Crucifixes for Various Amphibians, 2000
The stream ran along the edge of the wood, bordering the back gardens of the houses on the estate where we lived. The gardens were long and green and stretched up to patios and big glass windows. Behind the windows you could see the shapes of people moving around their homes. They had no idea we were there, playing by the stream and watching them. The backs of their houses seemed so private and different to the fronts. Darker, larger and quieter.
Most of the toads we caught in those days were big, gnarled and brown. They lumbered across the earth and rarely seemed to hop. This made them easy to catch. The banks of the stream were the best place to find them but they also turned up deep into the wood, living wherever it was dark and damp.
I don’t know when the crucifixions started but they probably grew out of our work as dam builders. The twisting course of the stream made it a perfect place for damming. By scooping mud and forming compact walls reinforced by sticks we could hold up the flow of the water, flood the stream’s banks and create deep pools. It was hard work and you had to concentrate.
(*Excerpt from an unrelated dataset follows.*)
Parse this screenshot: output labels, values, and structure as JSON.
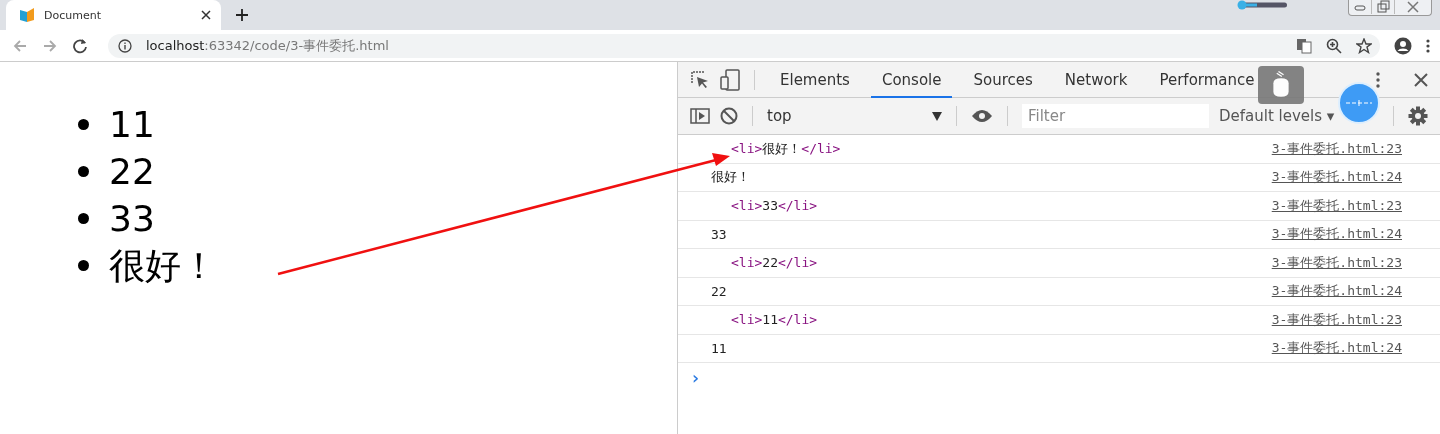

Once the toads had been caught and gathered together we would hold them captive in the dam pools. We made the crucifixes by lashing together sticks and digging them deep into the mud. The toads were heavy and the crosses had to be strong enough to carry their weight. With one person holding the crucifix and my brother keeping the toad in position, I would bang four small nails through its feet. If the nails didn’t work we would have to use wire, which was always more fiddly. We would usually build a row of crosses down both banks of the stream so that we could crucify up to five toads at a time.
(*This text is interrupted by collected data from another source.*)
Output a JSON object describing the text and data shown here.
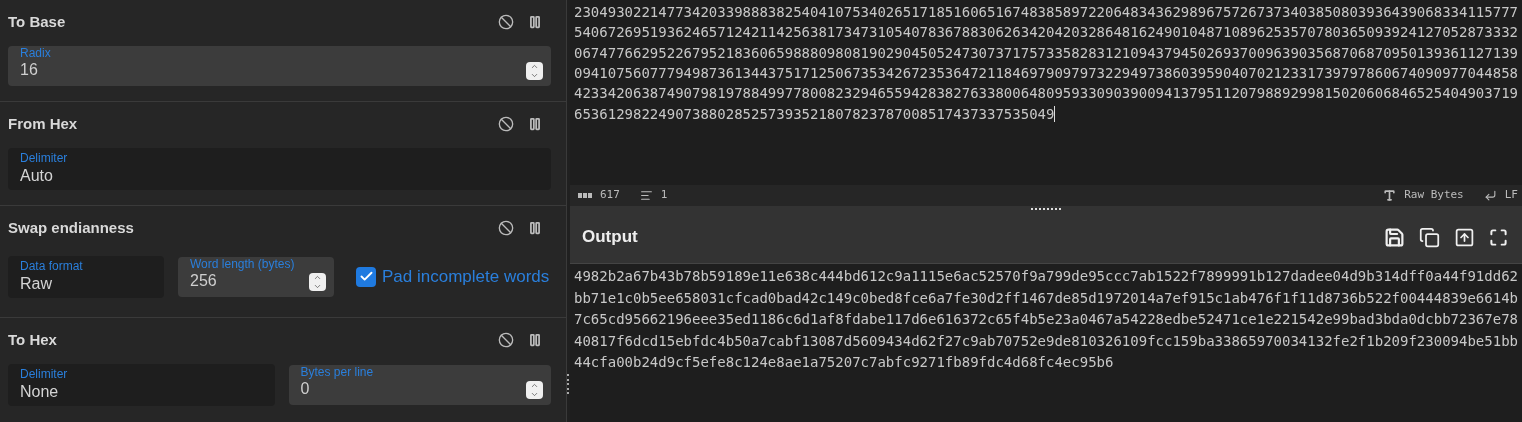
{
  "recipe": [
    {
      "title": "To Base",
      "ingredients": [
        {
          "kind": "number",
          "label": "Radix",
          "value": "16"
        }
      ]
    },
    {
      "title": "From Hex",
      "ingredients": [
        {
          "kind": "text",
          "label": "Delimiter",
          "value": "Auto"
        }
      ]
    },
    {
      "title": "Swap endianness",
      "ingredients": [
        {
          "kind": "text",
          "label": "Data format",
          "value": "Raw"
        },
        {
          "kind": "number",
          "label": "Word length (bytes)",
          "value": "256"
        },
        {
          "kind": "checkbox",
          "label": "Pad incomplete words",
          "checked": true
        }
      ]
    },
    {
      "title": "To Hex",
      "ingredients": [
        {
          "kind": "text",
          "label": "Delimiter",
          "value": "None"
        },
        {
          "kind": "number",
          "label": "Bytes per line",
          "value": "0"
        }
      ]
    }
  ],
  "input": {
    "text": "23049302214773420339888382540410753402651718516065167483858972206483436298967572673734038508039364390683341157775406726951936246571242114256381734731054078367883062634204203286481624901048710896253570780365093924127052873332067477662952267952183606598880980819029045052473073717573358283121094379450269370096390356870687095013936112713909410756077794987361344375171250673534267235364721184697909797322949738603959040702123317397978606740909770448584233420638749079819788499778008232946559428382763380064809593309039009413795112079889299815020606846525404903719653612982249073880285257393521807823787008517437337535049",
    "status": {
      "length": "617",
      "lines": "1",
      "encoding": "Raw Bytes",
      "eol": "LF"
    }
  },
  "output": {
    "title": "Output",
    "text": "4982b2a67b43b78b59189e11e638c444bd612c9a1115e6ac52570f9a799de95ccc7ab1522f7899991b127dadee04d9b314dff0a44f91dd62bb71e1c0b5ee658031cfcad0bad42c149c0bed8fce6a7fe30d2ff1467de85d1972014a7ef915c1ab476f1f11d8736b522f00444839e6614b7c65cd95662196eee35ed1186c6d1af8fdabe117d6e616372c65f4b5e23a0467a54228edbe52471ce1e221542e99bad3bda0dcbb72367e7840817f6dcd15ebfdc4b50a7cabf13087d5609434d62f27c9ab70752e9de810326109fcc159ba33865970034132fe2f1b209f230094be51bb44cfa00b24d9cf5efe8c124e8ae1a75207c7abfc9271fb89fdc4d68fc4ec95b6"
  }
}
With the toads on their crosses we would return to my house. From under the sink in the kitchen we gathered bottles of bleach, washing up liquid and Dettol. In the garage we mixed these up in a bucket with Castrol GTX, paint, petrol and white spirit. It was difficult to get the toads’ mouths open and we found it hard to tip the poison down their throats. We used matchsticks and bits of twig to prise their mouths apart and then prop them so they wouldn’t close. Not that much mixture went in. Some of the toads would wriggle and shake. They would go all twitchy. I think some of the others were already dead.